As a basic concept every mobile operator in the world has (or ideally should have) a roaming partnership with all other operators, so its user can go to any part of the world and “seamlessly” utilise the service. However, it is a bit more complicated than that and operators use different arrangements to deliver the roaming propositions.
Below are some arrangements that operator enter into to provide roaming services.
The two types of roaming are discussed below.
- National Roaming: In such arrangements, an operator A in a country can use the radio network of operator B in the same country. E.g., Say an AT&T customer can use the radio network infrastructure of say T-Mobile where AT&T does not have radio presence.
- International Roaming: International roaming occurs when the visited network is in a different country than the home network.

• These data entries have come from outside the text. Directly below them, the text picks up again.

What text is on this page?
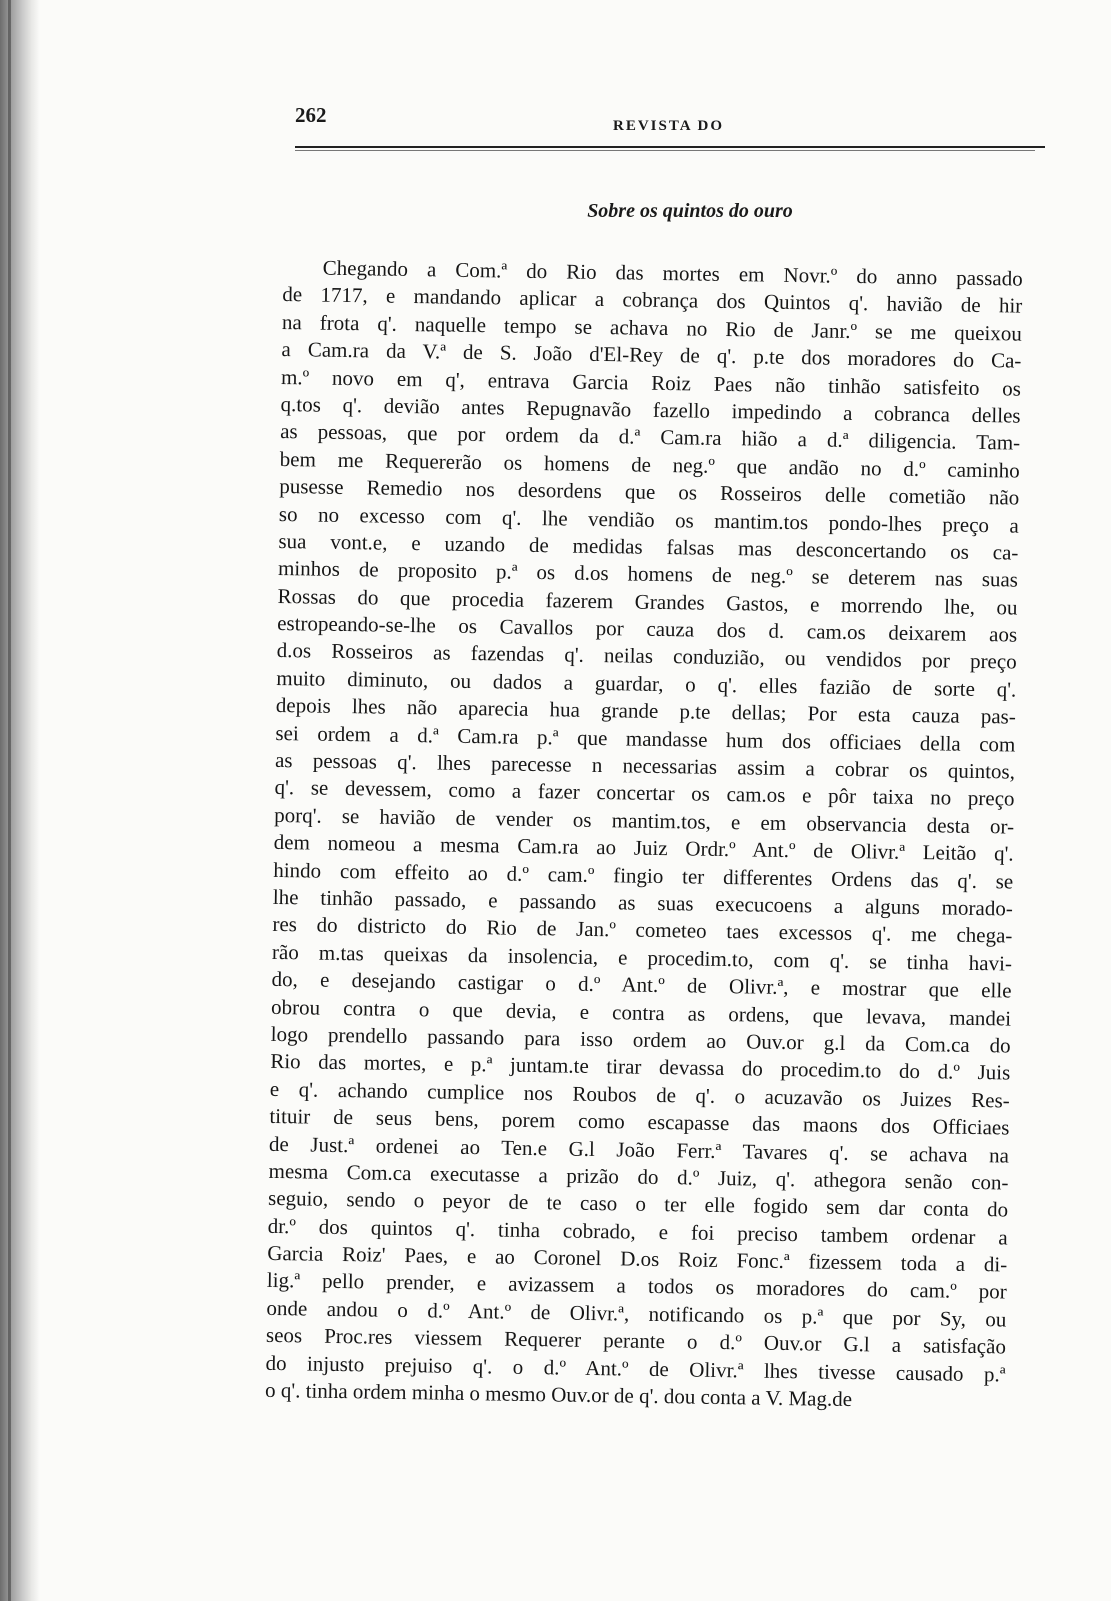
262	REVISTA DO
Sobre os quintos do ouro
Chegando a Com.ª do Rio das mortes em Novr.º do anno passado
de 1717, e mandando aplicar a cobrança dos Quintos q'. havião de hir
na frota q'. naquelle tempo se achava no Rio de Janr.º se me queixou
a Cam.ra da V.ª de S. João d'El-Rey de q'. p.te dos moradores do Ca-
m.º novo em q', entrava Garcia Roiz Paes não tinhão satisfeito os
q.tos q'. devião antes Repugnavão fazello impedindo a cobranca delles
as pessoas, que por ordem da d.ª Cam.ra hião a d.ª diligencia. Tam-
bem me Requererão os homens de neg.º que andão no d.º caminho
pusesse Remedio nos desordens que os Rosseiros delle cometião não
so no excesso com q'. lhe vendião os mantim.tos pondo-lhes preço a
sua vont.e, e uzando de medidas falsas mas desconcertando os ca-
minhos de proposito p.ª os d.os homens de neg.º se deterem nas suas
Rossas do que procedia fazerem Grandes Gastos, e morrendo lhe, ou
estropeando-se-lhe os Cavallos por cauza dos d. cam.os deixarem aos
d.os Rosseiros as fazendas q'. neilas conduzião, ou vendidos por preço
muito diminuto, ou dados a guardar, o q'. elles fazião de sorte q'.
depois lhes não aparecia hua grande p.te dellas; Por esta cauza pas-
sei ordem a d.ª Cam.ra p.ª que mandasse hum dos officiaes della com
as pessoas q'. lhes parecesse n necessarias assim a cobrar os quintos,
q'. se devessem, como a fazer concertar os cam.os e pôr taixa no preço
porq'. se havião de vender os mantim.tos, e em observancia desta or-
dem nomeou a mesma Cam.ra ao Juiz Ordr.º Ant.º de Olivr.ª Leitão q'.
hindo com effeito ao d.º cam.º fingio ter differentes Ordens das q'. se
lhe tinhão passado, e passando as suas execucoens a alguns morado-
res do districto do Rio de Jan.º cometeo taes excessos q'. me chega-
rão m.tas queixas da insolencia, e procedim.to, com q'. se tinha havi-
do, e desejando castigar o d.º Ant.º de Olivr.ª, e mostrar que elle
obrou contra o que devia, e contra as ordens, que levava, mandei
logo prendello passando para isso ordem ao Ouv.or g.l da Com.ca do
Rio das mortes, e p.ª juntam.te tirar devassa do procedim.to do d.º Juis
e q'. achando cumplice nos Roubos de q'. o acuzavão os Juizes Res-
tituir de seus bens, porem como escapasse das maons dos Officiaes
de Just.ª ordenei ao Ten.e G.l João Ferr.ª Tavares q'. se achava na
mesma Com.ca executasse a prizão do d.º Juiz, q'. athegora senão con-
seguio, sendo o peyor de te caso o ter elle fogido sem dar conta do
dr.º dos quintos q'. tinha cobrado, e foi preciso tambem ordenar a
Garcia Roiz' Paes, e ao Coronel D.os Roiz Fonc.ª fizessem toda a di-
lig.ª pello prender, e avizassem a todos os moradores do cam.º por
onde andou o d.º Ant.º de Olivr.ª, notificando os p.ª que por Sy, ou
seos Proc.res viessem Requerer perante o d.º Ouv.or G.l a satisfação
do injusto prejuiso q'. o d.º Ant.º de Olivr.ª lhes tivesse causado p.ª
o q'. tinha ordem minha o mesmo Ouv.or de q'. dou conta a V. Mag.de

E.g., a Vodafone UK customer goes to Argentina and uses Claro’s network.
Essentially, the international roaming agreements are negotiated in two ways.

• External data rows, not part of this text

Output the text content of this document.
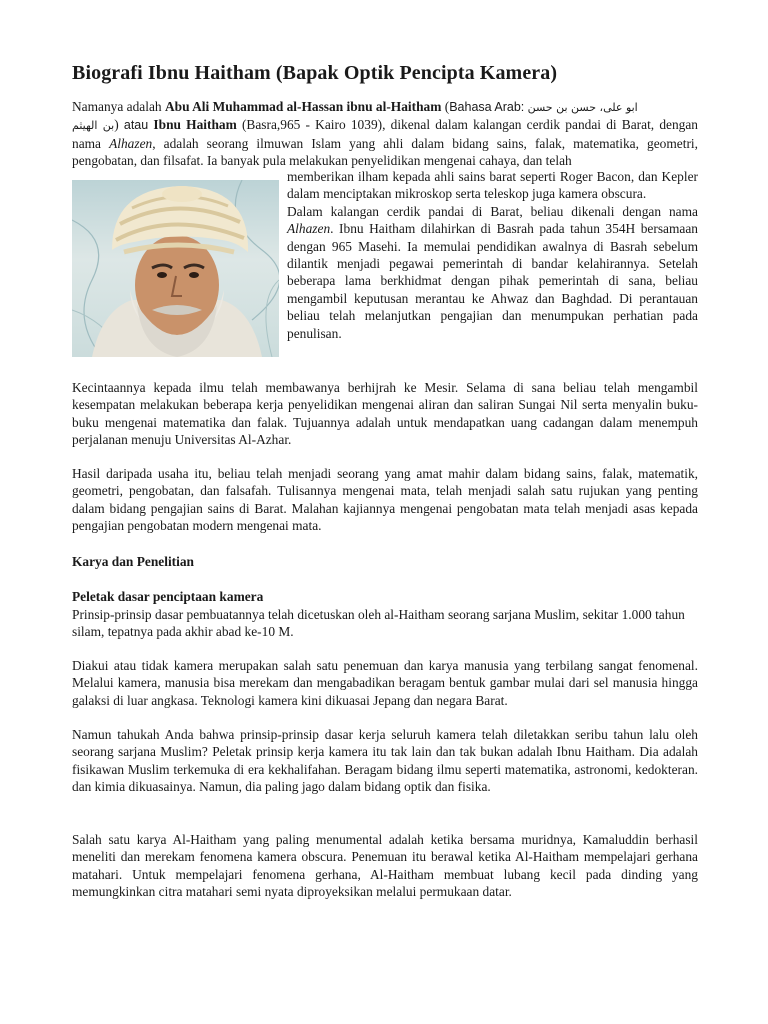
Biografi Ibnu Haitham (Bapak Optik Pencipta Kamera)
Namanya adalah Abu Ali Muhammad al-Hassan ibnu al-Haitham (Bahasa Arab: ابو علی، حسن بن حسن
بن الهيثم) atau Ibnu Haitham (Basra,965 - Kairo 1039), dikenal dalam kalangan cerdik pandai di Barat, dengan nama Alhazen, adalah seorang ilmuwan Islam yang ahli dalam bidang sains, falak, matematika, geometri, pengobatan, dan filsafat. Ia banyak pula melakukan penyelidikan mengenai cahaya, dan telah

memberikan ilham kepada ahli sains barat seperti Roger Bacon, dan Kepler dalam menciptakan mikroskop serta teleskop juga kamera obscura.

Dalam kalangan cerdik pandai di Barat, beliau dikenali dengan nama Alhazen. Ibnu Haitham dilahirkan di Basrah pada tahun 354H bersamaan dengan 965 Masehi. Ia memulai pendidikan awalnya di Basrah sebelum dilantik menjadi pegawai pemerintah di bandar kelahirannya. Setelah beberapa lama berkhidmat dengan pihak pemerintah di sana, beliau mengambil keputusan merantau ke Ahwaz dan Baghdad. Di perantauan beliau telah melanjutkan pengajian dan menumpukan perhatian pada penulisan.

Kecintaannya kepada ilmu telah membawanya berhijrah ke Mesir. Selama di sana beliau telah mengambil kesempatan melakukan beberapa kerja penyelidikan mengenai aliran dan saliran Sungai Nil serta menyalin buku-buku mengenai matematika dan falak. Tujuannya adalah untuk mendapatkan uang cadangan dalam menempuh perjalanan menuju Universitas Al-Azhar.
Hasil daripada usaha itu, beliau telah menjadi seorang yang amat mahir dalam bidang sains, falak, matematik, geometri, pengobatan, dan falsafah. Tulisannya mengenai mata, telah menjadi salah satu rujukan yang penting dalam bidang pengajian sains di Barat. Malahan kajiannya mengenai pengobatan mata telah menjadi asas kepada pengajian pengobatan modern mengenai mata.
Karya dan Penelitian
Peletak dasar penciptaan kamera
Prinsip-prinsip dasar pembuatannya telah dicetuskan oleh al-Haitham seorang sarjana Muslim, sekitar 1.000 tahun silam, tepatnya pada akhir abad ke-10 M.
Diakui atau tidak kamera merupakan salah satu penemuan dan karya manusia yang terbilang sangat fenomenal. Melalui kamera, manusia bisa merekam dan mengabadikan beragam bentuk gambar mulai dari sel manusia hingga galaksi di luar angkasa. Teknologi kamera kini dikuasai Jepang dan negara Barat.
Namun tahukah Anda bahwa prinsip-prinsip dasar kerja seluruh kamera telah diletakkan seribu tahun lalu oleh seorang sarjana Muslim? Peletak prinsip kerja kamera itu tak lain dan tak bukan adalah Ibnu Haitham. Dia adalah fisikawan Muslim terkemuka di era kekhalifahan. Beragam bidang ilmu seperti matematika, astronomi, kedokteran. dan kimia dikuasainya. Namun, dia paling jago dalam bidang optik dan fisika.
Salah satu karya Al-Haitham yang paling menumental adalah ketika bersama muridnya, Kamaluddin berhasil meneliti dan merekam fenomena kamera obscura. Penemuan itu berawal ketika Al-Haitham mempelajari gerhana matahari. Untuk mempelajari fenomena gerhana, Al-Haitham membuat lubang kecil pada dinding yang memungkinkan citra matahari semi nyata diproyeksikan melalui permukaan datar.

- Direct Roaming: In direct roaming, the MNO or an MVNO has to sign individual roaming agreements with one (or all) operators in every country.

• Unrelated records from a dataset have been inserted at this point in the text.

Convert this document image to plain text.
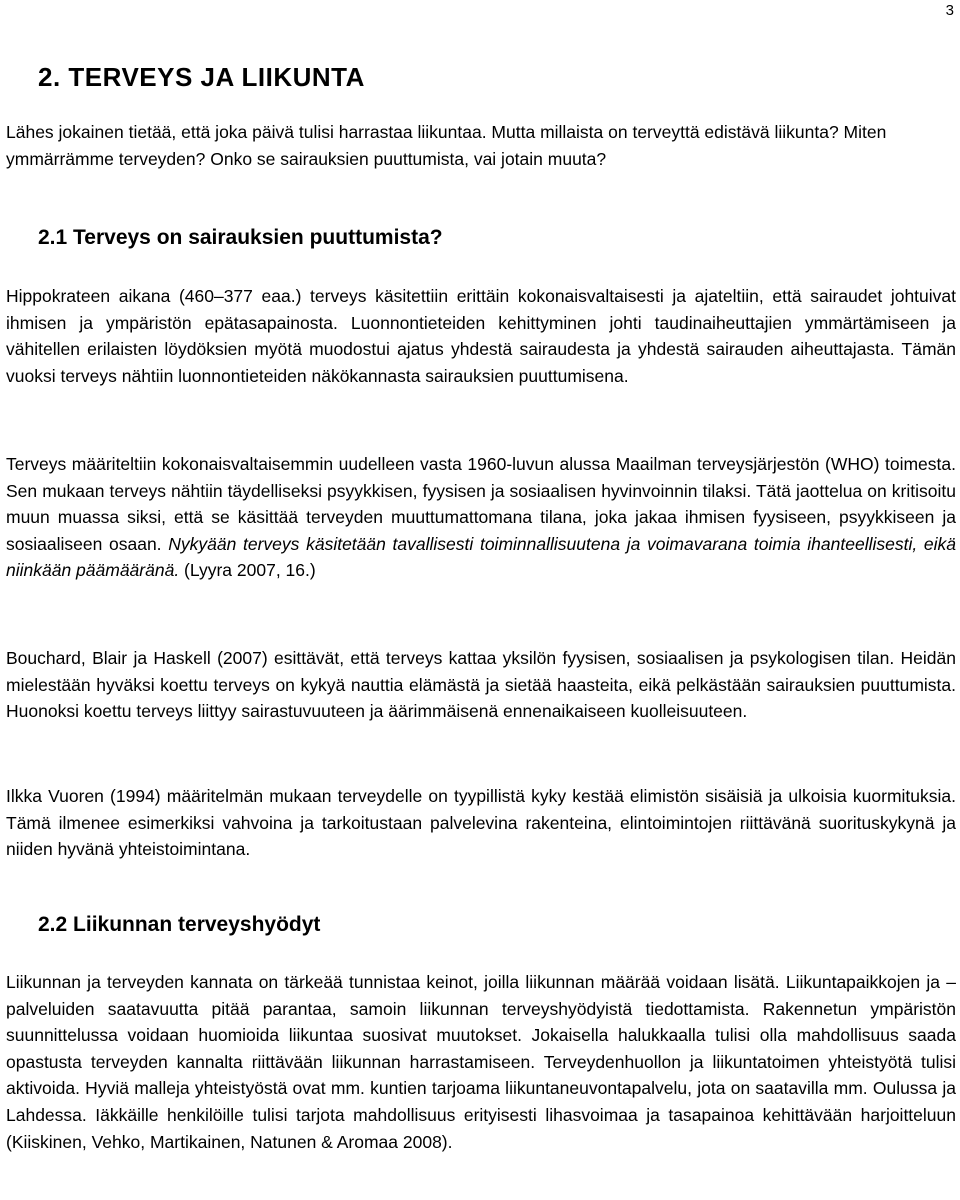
3
2. TERVEYS JA LIIKUNTA

Lähes jokainen tietää, että joka päivä tulisi harrastaa liikuntaa. Mutta millaista on terveyttä edistävä liikunta? Miten ymmärrämme terveyden? Onko se sairauksien puuttumista, vai jotain muuta?

2.1 Terveys on sairauksien puuttumista?

Hippokrateen aikana (460–377 eaa.) terveys käsitettiin erittäin kokonaisvaltaisesti ja ajateltiin, että sairaudet johtuivat ihmisen ja ympäristön epätasapainosta. Luonnontieteiden kehittyminen johti taudinaiheuttajien ymmärtämiseen ja vähitellen erilaisten löydöksien myötä muodostui ajatus yhdestä sairaudesta ja yhdestä sairauden aiheuttajasta. Tämän vuoksi terveys nähtiin luonnontieteiden näkökannasta sairauksien puuttumisena.

Terveys määriteltiin kokonaisvaltaisemmin uudelleen vasta 1960-luvun alussa Maailman terveysjärjestön (WHO) toimesta. Sen mukaan terveys nähtiin täydelliseksi psyykkisen, fyysisen ja sosiaalisen hyvinvoinnin tilaksi. Tätä jaottelua on kritisoitu muun muassa siksi, että se käsittää terveyden muuttumattomana tilana, joka jakaa ihmisen fyysiseen, psyykkiseen ja sosiaaliseen osaan. Nykyään terveys käsitetään tavallisesti toiminnallisuutena ja voimavarana toimia ihanteellisesti, eikä niinkään päämääränä. (Lyyra 2007, 16.)

Bouchard, Blair ja Haskell (2007) esittävät, että terveys kattaa yksilön fyysisen, sosiaalisen ja psykologisen tilan. Heidän mielestään hyväksi koettu terveys on kykyä nauttia elämästä ja sietää haasteita, eikä pelkästään sairauksien puuttumista. Huonoksi koettu terveys liittyy sairastuvuuteen ja äärimmäisenä ennenaikaiseen kuolleisuuteen.

Ilkka Vuoren (1994) määritelmän mukaan terveydelle on tyypillistä kyky kestää elimistön sisäisiä ja ulkoisia kuormituksia. Tämä ilmenee esimerkiksi vahvoina ja tarkoitustaan palvelevina rakenteina, elintoimintojen riittävänä suorituskykynä ja niiden hyvänä yhteistoimintana.

2.2 Liikunnan terveyshyödyt

Liikunnan ja terveyden kannata on tärkeää tunnistaa keinot, joilla liikunnan määrää voidaan lisätä. Liikuntapaikkojen ja –palveluiden saatavuutta pitää parantaa, samoin liikunnan terveyshyödyistä tiedottamista. Rakennetun ympäristön suunnittelussa voidaan huomioida liikuntaa suosivat muutokset. Jokaisella halukkaalla tulisi olla mahdollisuus saada opastusta terveyden kannalta riittävään liikunnan harrastamiseen. Terveydenhuollon ja liikuntatoimen yhteistyötä tulisi aktivoida. Hyviä malleja yhteistyöstä ovat mm. kuntien tarjoama liikuntaneuvontapalvelu, jota on saatavilla mm. Oulussa ja Lahdessa. Iäkkäille henkilöille tulisi tarjota mahdollisuus erityisesti lihasvoimaa ja tasapainoa kehittävään harjoitteluun (Kiiskinen, Vehko, Martikainen, Natunen & Aromaa 2008).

- Unilateral roaming: This type of roaming is usually signed by an MVNO in the home country with an MNO in the visited country. This will allow the users of the MVNO network (in home country) to use the infrastructure of the visited network. Primary reason for such an agreement is that the MVNO does not have its own radio assets to share with the other operator hence a unilateral arrangement is used.
- Bilateral Roaming: This is not for MVNO and is generally signed between two MNO’s. This allows the users of each MNO to share their infrastructure for the visitors from the other network. This is a two-way agreement and it is the most common type.
- Sponsored Roaming: As you would appreciate that signing, “Direct roaming” agreements with every country in the world might by a long and expensive process. To counter that, an MNO (or an MVNO) can buy roaming services through a large MNO. The seller MNO now becomes a provider (or a single point) for all roaming services that will be used by customer MNO (or MVNO). However, in this arrangement, the Sponsored Roaming provider acts as broker to provide roaming rates to the buyer operator. Generally, in such arrangements the buyer operator ends up getting great (lower) rates to some destinations and bad (expensive) rates for others. A sponsored roaming market could be seen as secondary trading platforms for roaming rates.
Flow if Money:
The exhibit demonstrates the flow of money in a typical roaming scenario.
- A typical user pays for roaming services to its operator.
- The operator pays the visited network to buy roaming services for its users. The rates and terms of this are part of the roaming agreement.
- The visited network has to buy transit services for traffic from third party providers.
- The third-party providers have to pay the home network to terminate traffic.